Savona, Provinciali 2009: l'epopea giudiziaria delle firme false per liste Pdl si chiude con una condanna e 9 assoluzioni

(fp) – Dopo quasi quasi quattro anni, il capitolo delle firme false nella presentazione delle liste per le scorse elezioni Provinciali del 2009 si è oggi concluso nelle aule del tribunale di Savona: assoluzione per tutti ad eccezione del medico Angelo Barbero, all’epoca dei fatti consigliere regionale e coordinatore elettorale del Pdl, condannato per uno dei due capi d’imputazione (l’autenticazione, come pubblico ufficiale, delle liste di firme false) a 1 anno e quattro mesi, con la sospensiva condizionale della pena e l’assoluzione “per non aver commesso il fatto” invece per l’altra accusa (concorso morale per la presentazione di liste integralmente false e occultamento delle dichiarazioni). Rimane l’interdizione dai pubblici uffici.
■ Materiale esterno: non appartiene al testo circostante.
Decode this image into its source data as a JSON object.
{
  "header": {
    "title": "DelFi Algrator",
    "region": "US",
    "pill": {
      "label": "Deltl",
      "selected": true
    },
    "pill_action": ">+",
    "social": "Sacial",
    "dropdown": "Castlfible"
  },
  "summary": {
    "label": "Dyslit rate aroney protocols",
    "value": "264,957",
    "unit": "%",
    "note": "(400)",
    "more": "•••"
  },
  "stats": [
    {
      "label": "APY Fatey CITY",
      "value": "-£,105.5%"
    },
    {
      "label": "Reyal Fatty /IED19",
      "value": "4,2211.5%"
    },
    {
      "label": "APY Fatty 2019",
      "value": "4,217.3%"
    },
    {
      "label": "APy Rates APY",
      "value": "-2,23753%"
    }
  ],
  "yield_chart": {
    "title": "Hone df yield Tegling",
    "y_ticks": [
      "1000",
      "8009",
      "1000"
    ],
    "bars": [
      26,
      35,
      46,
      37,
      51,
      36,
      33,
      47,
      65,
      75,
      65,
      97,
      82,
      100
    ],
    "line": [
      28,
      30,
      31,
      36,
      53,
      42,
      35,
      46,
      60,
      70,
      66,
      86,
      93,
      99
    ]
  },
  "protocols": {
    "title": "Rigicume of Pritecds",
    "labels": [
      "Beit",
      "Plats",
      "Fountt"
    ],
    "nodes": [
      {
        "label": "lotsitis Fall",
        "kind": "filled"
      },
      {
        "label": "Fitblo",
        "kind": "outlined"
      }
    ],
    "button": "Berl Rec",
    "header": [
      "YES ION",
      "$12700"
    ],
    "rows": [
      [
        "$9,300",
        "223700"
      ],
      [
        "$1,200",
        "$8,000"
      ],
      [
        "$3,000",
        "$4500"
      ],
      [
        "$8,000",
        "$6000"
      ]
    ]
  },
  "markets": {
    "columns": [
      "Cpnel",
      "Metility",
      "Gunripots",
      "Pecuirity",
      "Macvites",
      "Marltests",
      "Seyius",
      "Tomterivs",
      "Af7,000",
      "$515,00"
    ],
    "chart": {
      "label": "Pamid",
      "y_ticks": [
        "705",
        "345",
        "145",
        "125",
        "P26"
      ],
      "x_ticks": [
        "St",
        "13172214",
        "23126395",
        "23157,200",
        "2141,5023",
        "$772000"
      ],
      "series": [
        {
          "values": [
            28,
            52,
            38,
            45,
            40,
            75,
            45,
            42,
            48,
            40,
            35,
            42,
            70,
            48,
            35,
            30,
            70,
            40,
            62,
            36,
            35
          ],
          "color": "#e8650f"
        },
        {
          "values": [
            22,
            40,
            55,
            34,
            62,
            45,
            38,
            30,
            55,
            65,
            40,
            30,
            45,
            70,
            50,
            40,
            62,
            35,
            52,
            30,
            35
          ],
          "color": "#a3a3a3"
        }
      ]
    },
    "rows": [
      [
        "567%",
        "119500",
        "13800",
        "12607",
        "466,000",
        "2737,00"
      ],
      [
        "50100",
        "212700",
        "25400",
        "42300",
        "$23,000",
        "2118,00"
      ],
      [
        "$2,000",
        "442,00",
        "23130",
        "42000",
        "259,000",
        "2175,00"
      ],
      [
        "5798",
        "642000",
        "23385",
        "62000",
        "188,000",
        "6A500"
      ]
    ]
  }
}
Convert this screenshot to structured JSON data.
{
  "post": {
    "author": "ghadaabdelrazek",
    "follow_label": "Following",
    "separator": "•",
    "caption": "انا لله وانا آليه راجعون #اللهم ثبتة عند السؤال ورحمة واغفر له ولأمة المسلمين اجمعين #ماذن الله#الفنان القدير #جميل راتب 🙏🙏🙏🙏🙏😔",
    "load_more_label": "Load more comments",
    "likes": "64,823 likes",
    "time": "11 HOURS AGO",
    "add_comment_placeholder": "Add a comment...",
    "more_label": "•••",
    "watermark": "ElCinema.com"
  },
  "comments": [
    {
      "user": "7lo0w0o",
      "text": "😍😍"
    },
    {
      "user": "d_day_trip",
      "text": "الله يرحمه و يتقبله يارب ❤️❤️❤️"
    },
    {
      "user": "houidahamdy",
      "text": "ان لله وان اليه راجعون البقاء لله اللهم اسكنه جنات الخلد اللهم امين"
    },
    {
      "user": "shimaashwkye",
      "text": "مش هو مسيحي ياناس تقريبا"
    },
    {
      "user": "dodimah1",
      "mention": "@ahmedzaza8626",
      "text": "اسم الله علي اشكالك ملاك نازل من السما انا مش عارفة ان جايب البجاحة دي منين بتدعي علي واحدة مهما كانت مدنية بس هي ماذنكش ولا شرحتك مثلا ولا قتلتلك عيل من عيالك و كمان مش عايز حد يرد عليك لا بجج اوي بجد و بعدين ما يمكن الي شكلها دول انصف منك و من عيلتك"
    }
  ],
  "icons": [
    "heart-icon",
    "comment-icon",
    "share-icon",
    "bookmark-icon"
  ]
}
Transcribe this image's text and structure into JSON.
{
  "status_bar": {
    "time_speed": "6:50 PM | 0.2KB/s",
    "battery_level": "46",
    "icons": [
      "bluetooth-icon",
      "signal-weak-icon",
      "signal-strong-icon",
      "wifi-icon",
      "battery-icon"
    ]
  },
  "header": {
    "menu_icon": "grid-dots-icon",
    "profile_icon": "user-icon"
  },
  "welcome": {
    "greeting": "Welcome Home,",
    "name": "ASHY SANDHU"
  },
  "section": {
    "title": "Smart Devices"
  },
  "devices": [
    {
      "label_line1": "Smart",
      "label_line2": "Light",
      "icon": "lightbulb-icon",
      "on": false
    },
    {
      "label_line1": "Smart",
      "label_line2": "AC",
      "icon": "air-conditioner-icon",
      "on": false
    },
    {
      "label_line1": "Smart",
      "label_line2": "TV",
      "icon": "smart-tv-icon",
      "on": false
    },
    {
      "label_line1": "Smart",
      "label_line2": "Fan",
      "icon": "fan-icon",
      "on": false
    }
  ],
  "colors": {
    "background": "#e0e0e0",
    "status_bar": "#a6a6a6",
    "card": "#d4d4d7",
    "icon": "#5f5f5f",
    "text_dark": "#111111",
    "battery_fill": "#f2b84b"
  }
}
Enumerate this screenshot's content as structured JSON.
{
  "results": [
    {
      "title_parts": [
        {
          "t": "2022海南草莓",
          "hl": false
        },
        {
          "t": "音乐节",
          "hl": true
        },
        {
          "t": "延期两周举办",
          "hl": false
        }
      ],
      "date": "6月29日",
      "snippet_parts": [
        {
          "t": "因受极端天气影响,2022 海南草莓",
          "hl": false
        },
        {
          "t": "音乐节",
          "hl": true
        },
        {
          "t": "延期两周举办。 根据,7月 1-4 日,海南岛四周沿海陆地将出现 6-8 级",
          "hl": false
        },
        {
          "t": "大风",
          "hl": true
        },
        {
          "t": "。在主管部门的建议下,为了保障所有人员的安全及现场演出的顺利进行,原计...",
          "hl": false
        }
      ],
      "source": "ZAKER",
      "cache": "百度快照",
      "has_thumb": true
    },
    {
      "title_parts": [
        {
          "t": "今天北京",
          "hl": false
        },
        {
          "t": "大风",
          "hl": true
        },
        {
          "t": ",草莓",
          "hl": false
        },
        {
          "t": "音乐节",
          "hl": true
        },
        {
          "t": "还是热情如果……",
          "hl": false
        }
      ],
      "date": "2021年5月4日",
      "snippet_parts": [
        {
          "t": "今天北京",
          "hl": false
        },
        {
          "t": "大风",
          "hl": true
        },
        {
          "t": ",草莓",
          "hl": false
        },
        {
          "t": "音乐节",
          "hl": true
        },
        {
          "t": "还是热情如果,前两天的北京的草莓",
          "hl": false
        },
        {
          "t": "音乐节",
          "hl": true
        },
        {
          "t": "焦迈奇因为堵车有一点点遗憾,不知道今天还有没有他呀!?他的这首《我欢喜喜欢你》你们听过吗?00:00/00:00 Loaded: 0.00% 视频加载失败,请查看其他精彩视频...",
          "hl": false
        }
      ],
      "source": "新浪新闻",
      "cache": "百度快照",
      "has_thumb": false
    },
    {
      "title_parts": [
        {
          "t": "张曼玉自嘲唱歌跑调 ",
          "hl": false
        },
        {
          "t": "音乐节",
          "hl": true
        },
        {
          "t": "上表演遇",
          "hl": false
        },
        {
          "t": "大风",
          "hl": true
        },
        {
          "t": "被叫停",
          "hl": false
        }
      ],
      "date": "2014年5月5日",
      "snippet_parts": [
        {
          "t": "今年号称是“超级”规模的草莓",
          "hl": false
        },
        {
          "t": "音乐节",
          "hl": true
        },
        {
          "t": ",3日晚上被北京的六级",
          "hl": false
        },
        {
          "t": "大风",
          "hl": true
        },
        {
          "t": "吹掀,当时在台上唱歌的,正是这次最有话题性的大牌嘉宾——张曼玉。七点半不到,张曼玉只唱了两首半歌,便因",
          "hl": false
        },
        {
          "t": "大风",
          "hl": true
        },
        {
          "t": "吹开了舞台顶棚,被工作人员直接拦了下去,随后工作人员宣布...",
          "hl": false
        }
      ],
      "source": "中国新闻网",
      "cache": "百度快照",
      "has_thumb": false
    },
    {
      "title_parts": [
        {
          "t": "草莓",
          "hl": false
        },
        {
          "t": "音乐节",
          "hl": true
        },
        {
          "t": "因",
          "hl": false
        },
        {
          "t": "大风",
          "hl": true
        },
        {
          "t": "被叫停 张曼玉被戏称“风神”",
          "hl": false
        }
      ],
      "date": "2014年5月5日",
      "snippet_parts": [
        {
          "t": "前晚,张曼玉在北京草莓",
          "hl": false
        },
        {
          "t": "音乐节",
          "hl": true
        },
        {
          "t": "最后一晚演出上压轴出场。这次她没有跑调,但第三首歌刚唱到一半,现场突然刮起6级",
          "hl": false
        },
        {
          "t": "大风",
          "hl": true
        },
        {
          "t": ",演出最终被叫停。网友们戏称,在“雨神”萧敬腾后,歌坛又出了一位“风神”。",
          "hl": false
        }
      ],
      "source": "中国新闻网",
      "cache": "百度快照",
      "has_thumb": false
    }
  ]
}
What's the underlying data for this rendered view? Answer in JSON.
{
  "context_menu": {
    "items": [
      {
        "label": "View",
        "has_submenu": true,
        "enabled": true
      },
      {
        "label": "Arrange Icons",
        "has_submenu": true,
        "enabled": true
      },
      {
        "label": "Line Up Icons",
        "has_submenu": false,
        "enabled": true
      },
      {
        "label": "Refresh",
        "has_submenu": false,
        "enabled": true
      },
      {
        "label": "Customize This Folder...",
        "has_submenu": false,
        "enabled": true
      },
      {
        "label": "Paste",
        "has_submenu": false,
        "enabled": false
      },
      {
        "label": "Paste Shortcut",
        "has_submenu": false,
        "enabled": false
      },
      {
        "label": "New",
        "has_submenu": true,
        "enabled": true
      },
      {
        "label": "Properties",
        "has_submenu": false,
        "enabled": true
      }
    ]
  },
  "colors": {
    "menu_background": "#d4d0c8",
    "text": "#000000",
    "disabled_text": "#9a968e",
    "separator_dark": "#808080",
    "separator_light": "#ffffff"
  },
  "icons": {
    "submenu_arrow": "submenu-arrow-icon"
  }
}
Per gli altri imputati accusati di diversificate ipotesi di reato (dall’avallo irregolare delle liste di candidati, alla falsificazione delle firme dei presentatori di lista, al concorso nell’uno o nell’altro reato), il PM Chiara Maria Paolucci nell”ultima udienza aveva chiesto l’assoluzione del presidente della Provincia, Angelo Vaccarezza, e del medico Teresiano De Franceschi, mantenendo invece la richiesta di condanna a pene dai 2 ai 14 mesi per tutti gli altri sette imputati: Guido Lugani, al tempo Coordinatore provinciale dei Giovani Pdl e vicepresidente della partecipata Ecoalbenga (10 mesi), Mauro De Michelis, ex coordinatore del Pdl di Andora (9 mesi), Roberto Schneck, a inizio inchiesta vicesindaco di Albenga (10 mesi), Bruno Robello De Filippis, avvocato e all’epoca dei fatti capogruppo Pdl in Consiglio Comunale ingauno e consigliere con delega a Cultura e società partecipate (2 mesi), Gianfranco Sasso, allora vicepresidente del Consiglio provinciale (14 mesi), Marco Paniccia (10 mesi) e Cosetta La Mantia, consulente finanziaria e collaboratrice di Schneck (10 mesi). Tutti assolti oggi “per non aver commesso il fatto” eccetto Robello De Filippis, per il quale l’accusa di favoreggiamento che gli era imputata è caduta “perché il fatto non costituisce reato”.